TAT 2019: Use of the Lung Immune Prognostic Index in Stratifying Outcomes in Patients Treated With Immune Checkpoint Inhibitors
The Lung Immune Prognostic Index (LIPI) calculated prior to the initiation of treatment may be used to stratify patients with diverse tumor types into groups that significantly associate with outcome following immune checkpoint inhibitor therapy, according to a retrospective study presented at the TAT 2019–International Congress on Targeted Anticancer Therapies in Paris. Findings were presented by Varga et al (Abstract 3O).
First study author Andrea Varga, MD, of the Drug Development Department, Gustave Roussy, explained that the LIPI score has shown an association with patient outcomes following immune checkpoint inhibitor treatment, regardless of tumor type. This association has been demonstrated in patients with melanoma, non–small cell lung cancer (NSCLC), small cell lung cancer, head and neck squamous cell carcinoma (HNSCC), and triple-negative breast cancer, but not in all tumor types.
The LIPI score combines the pretreatment-derived neutrophil-to-lymphocyte ratio (dNLR) and lactate dehydrogenase (LDH) levels.
Methods
For this study, the investigators collected dNLR and LDH retrospectively from 360 patients with metastatic disease who were treated from September 2015 to November 2017 in the Drug Development Department of Gustave Roussy.
The LIPI characterizes the patients’ disease into a good group, with dNLR < 3 and normal LDH; an intermediate group, with dNLR > 3 or LDH > upper limit of normal (ULN); and a poor group, with dNLR > 3 and LDH > ULN. The benefit of immune checkpoint inhibitor treatment was evaluated according to overall survival and progression-free survival.

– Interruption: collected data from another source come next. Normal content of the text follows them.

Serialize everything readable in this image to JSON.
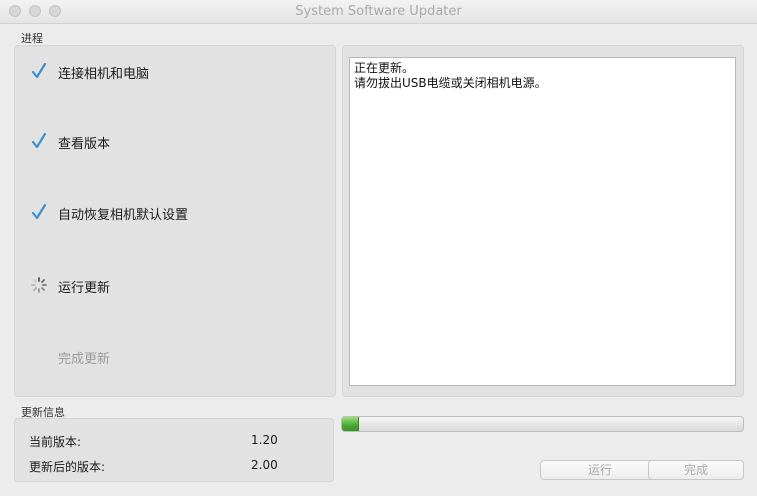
{
  "window": {
    "title": "System Software Updater"
  },
  "progress_section": {
    "label": "进程",
    "steps": [
      {
        "label": "连接相机和电脑",
        "status": "done"
      },
      {
        "label": "查看版本",
        "status": "done"
      },
      {
        "label": "自动恢复相机默认设置",
        "status": "done"
      },
      {
        "label": "运行更新",
        "status": "in-progress"
      },
      {
        "label": "完成更新",
        "status": "pending"
      }
    ]
  },
  "log": {
    "lines": [
      "正在更新。",
      "请勿拔出USB电缆或关闭相机电源。"
    ]
  },
  "info_section": {
    "label": "更新信息",
    "current_version_label": "当前版本:",
    "current_version": "1.20",
    "updated_version_label": "更新后的版本:",
    "updated_version": "2.00"
  },
  "progress_bar": {
    "fraction": 0.04
  },
  "buttons": {
    "run": "运行",
    "done": "完成"
  },
  "colors": {
    "check": "#3c8fd0",
    "progress": "#4aa635"
  }
}
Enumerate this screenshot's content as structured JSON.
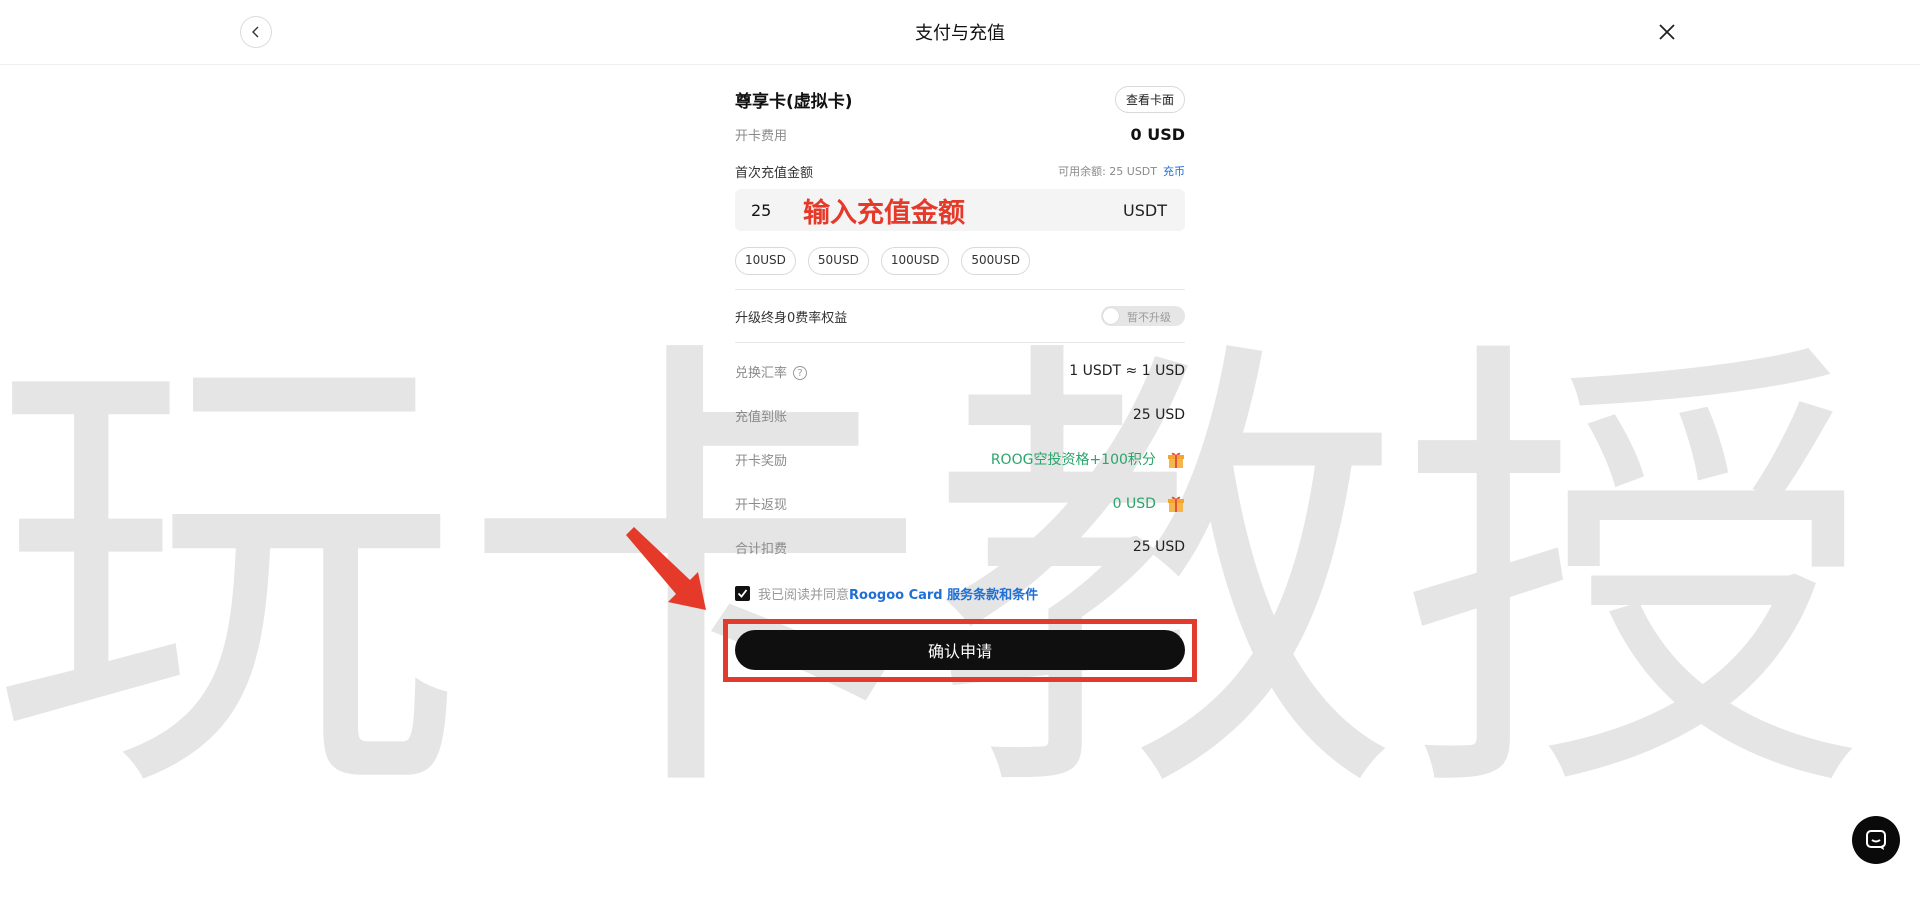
{
  "header": {
    "title": "支付与充值"
  },
  "card": {
    "name": "尊享卡(虚拟卡)",
    "view_button": "查看卡面",
    "fee_label": "开卡费用",
    "fee_value": "0 USD"
  },
  "topup": {
    "label": "首次充值金额",
    "balance_text": "可用余额: 25 USDT",
    "recharge_link": "充币",
    "amount_value": "25",
    "amount_hint": "输入充值金额",
    "unit": "USDT",
    "presets": [
      "10USD",
      "50USD",
      "100USD",
      "500USD"
    ]
  },
  "upgrade": {
    "label": "升级终身0费率权益",
    "toggle_label": "暂不升级"
  },
  "details": {
    "rate_label": "兑换汇率",
    "rate_value": "1 USDT ≈ 1 USD",
    "credited_label": "充值到账",
    "credited_value": "25 USD",
    "reward_label": "开卡奖励",
    "reward_value": "ROOG空投资格+100积分",
    "cashback_label": "开卡返现",
    "cashback_value": "0 USD",
    "total_label": "合计扣费",
    "total_value": "25 USD"
  },
  "agreement": {
    "prefix": "我已阅读并同意",
    "link": "Roogoo Card 服务条款和条件"
  },
  "confirm_button": "确认申请",
  "watermark": "玩卡教授",
  "colors": {
    "accent_red": "#e53a2a",
    "link_blue": "#1f6fd6",
    "green": "#2aa56b",
    "button_black": "#0f0f0f"
  },
  "icons": {
    "back": "chevron-left-icon",
    "close": "close-icon",
    "help": "question-circle-icon",
    "gift": "gift-icon",
    "check": "check-icon",
    "chat": "chat-icon"
  }
}
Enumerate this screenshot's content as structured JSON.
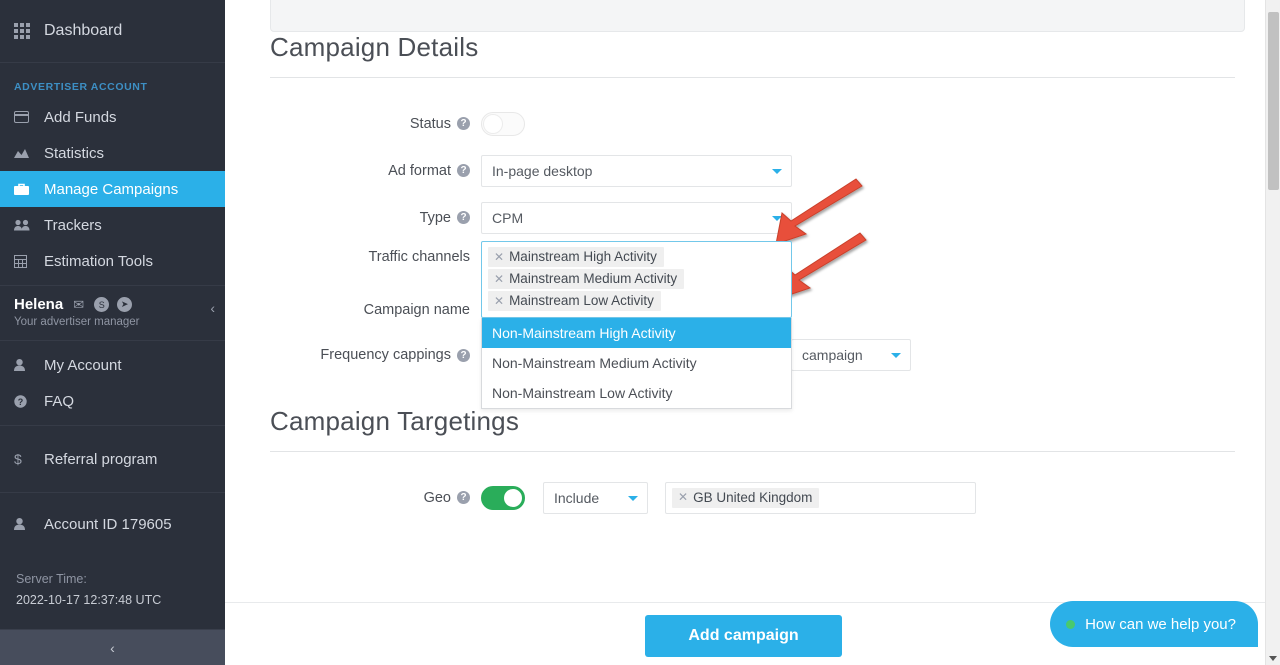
{
  "sidebar": {
    "dashboard": {
      "label": "Dashboard",
      "icon": "grid-icon"
    },
    "section_title": "ADVERTISER ACCOUNT",
    "account_items": [
      {
        "label": "Add Funds",
        "icon": "credit-card-icon"
      },
      {
        "label": "Statistics",
        "icon": "chart-area-icon"
      },
      {
        "label": "Manage Campaigns",
        "icon": "briefcase-icon"
      },
      {
        "label": "Trackers",
        "icon": "users-icon"
      },
      {
        "label": "Estimation Tools",
        "icon": "calculator-icon"
      }
    ],
    "active_item": "Manage Campaigns",
    "manager": {
      "name": "Helena",
      "subtitle": "Your advertiser manager",
      "contacts": [
        "envelope-icon",
        "skype-icon",
        "telegram-icon"
      ],
      "collapse": "‹"
    },
    "help_items": [
      {
        "label": "My Account",
        "icon": "user-icon"
      },
      {
        "label": "FAQ",
        "icon": "question-circle-icon"
      }
    ],
    "referral": {
      "label": "Referral program",
      "icon": "dollar-icon"
    },
    "account_id": {
      "label": "Account ID 179605",
      "icon": "user-icon"
    },
    "server_time": {
      "label": "Server Time:",
      "value": "2022-10-17 12:37:48 UTC"
    },
    "footer_collapse": "‹"
  },
  "campaign_details": {
    "heading": "Campaign Details",
    "status": {
      "label": "Status",
      "state": "off"
    },
    "ad_format": {
      "label": "Ad format",
      "value": "In-page desktop"
    },
    "type": {
      "label": "Type",
      "value": "CPM"
    },
    "traffic_channels": {
      "label": "Traffic channels",
      "selected_tags": [
        "Mainstream High Activity",
        "Mainstream Medium Activity",
        "Mainstream Low Activity"
      ],
      "options": [
        {
          "label": "Non-Mainstream High Activity",
          "highlighted": true
        },
        {
          "label": "Non-Mainstream Medium Activity",
          "highlighted": false
        },
        {
          "label": "Non-Mainstream Low Activity",
          "highlighted": false
        }
      ]
    },
    "campaign_name": {
      "label": "Campaign name"
    },
    "frequency_cappings": {
      "label": "Frequency cappings",
      "period": "campaign"
    }
  },
  "campaign_targetings": {
    "heading": "Campaign Targetings",
    "geo": {
      "label": "Geo",
      "toggle_state": "on",
      "mode": "Include",
      "tags": [
        "GB United Kingdom"
      ]
    }
  },
  "footer": {
    "add_campaign": "Add campaign",
    "chat": "How can we help you?"
  },
  "colors": {
    "accent": "#2bb0e8",
    "sidebar_bg": "#2b303b",
    "toggle_on": "#2aad5a",
    "annotation": "#e8503a"
  }
}
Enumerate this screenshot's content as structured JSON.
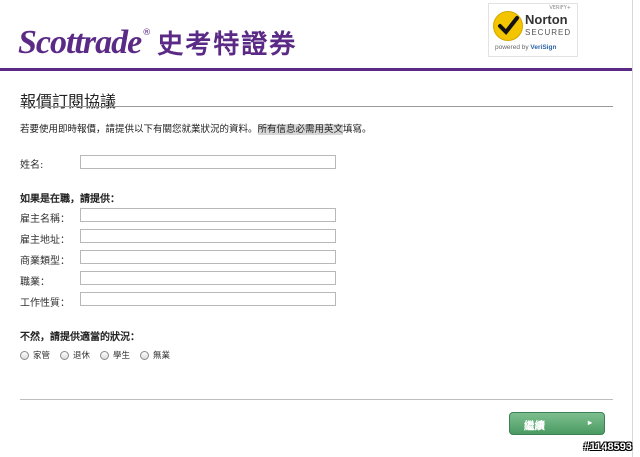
{
  "header": {
    "logo_en": "Scottrade",
    "logo_reg": "®",
    "logo_cn": "史考特證券",
    "norton": {
      "verify": "VERIFY+",
      "name": "Norton",
      "secured": "SECURED",
      "powered_prefix": "powered by ",
      "powered_brand": "VeriSign"
    }
  },
  "page": {
    "title": "報價訂閱協議",
    "intro": "若要使用即時報價，請提供以下有關您就業狀況的資料。",
    "intro_highlight": "所有信息必需用英文",
    "intro_tail": "填寫。"
  },
  "form": {
    "name_label": "姓名:",
    "employed_heading": "如果是在職，請提供：",
    "employed_fields": [
      {
        "label": "雇主名稱："
      },
      {
        "label": "雇主地址："
      },
      {
        "label": "商業類型："
      },
      {
        "label": "職業："
      },
      {
        "label": "工作性質："
      }
    ],
    "status_heading": "不然，請提供適當的狀況：",
    "status_options": [
      "家管",
      "退休",
      "學生",
      "無業"
    ]
  },
  "actions": {
    "continue_label": "繼續",
    "continue_arrow": "▸"
  },
  "watermark": "#1148593",
  "colors": {
    "brand_purple": "#5b2a86",
    "button_green": "#4a9a62",
    "norton_yellow": "#f2c500"
  }
}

The analysis comprised data from 360 patients receiving immune checkpoint inhibitors in early clinical trials. Of these patients, 353 (98%) had been immune checkpoint inhibitor–naive, and 209 (58%) patients had a performance status of 1; 322 (89%) patients had been treated with either a programmed cell death protein 1 or programmed cell death ligand 1 inhibitor as monotherapy, and 268 (74%) received immune checkpoint inhibitor treatment as combination therapy. The majority (214; 59%) of patients were male, with a median age at the initiation of immune checkpoint inhibitor treatment of 60 years (range = 25–88 years).
Overall, 14% of patients had NSCLC, 14% had colorectal cancer, 13% had bladder cancer, 8% had renal cancer, 7% had breast cancer, 7% had HNSCC, and 6% of patients had cancer of the cervix. According to LIPI stratification, the good group contained 160 (44%) patients, the intermediate group had 161 (44%) patients, and the poor group contained 39 (11%) patients.
Findings
The median duration of follow-up was 14.1 months (95% confidence interval [CI] = 12.9–16.1). Survival was found to correlate well with the LIPI group stratification.
The median overall survival was 17.8 months (95% CI = 13.1–not reached) in the good group, compared to 11.68 months [95% CI = 8.8–15.3) in the intermediate group and 3.9 months (95% CI = 2.1–6.4) in the poor group. The median progression-free survival was 4.6 months (95% CI = 4.0–6.2) in the good group, compared to 2.8 months (95% CI = 2.5–3.6) and 1.4 months (95% CI = 1.2–2.0) for patients in the intermediate and poor groups, respectively (both P < .0001).
The authors concluded that poor LIPI score, comprising pretreatment dNLR > 3 and LDH > ULN, is associated with a poorer outcome in patients receiving immune checkpoint inhibitor therapy. These findings suggest that calculating the LIPI score prior to starting immune checkpoint inhibitor therapy may be useful in identifying patients who likely will not benefit from immune checkpoint inhibitor treatment.
Disclosure: The study authors' full disclosures can be found at cslide.ctimeetingtech.com.
The content in this post has not been reviewed by the American Society of Clinical Oncology, Inc. (ASCO®) and does not necessarily reflect the ideas and opinions of ASCO®.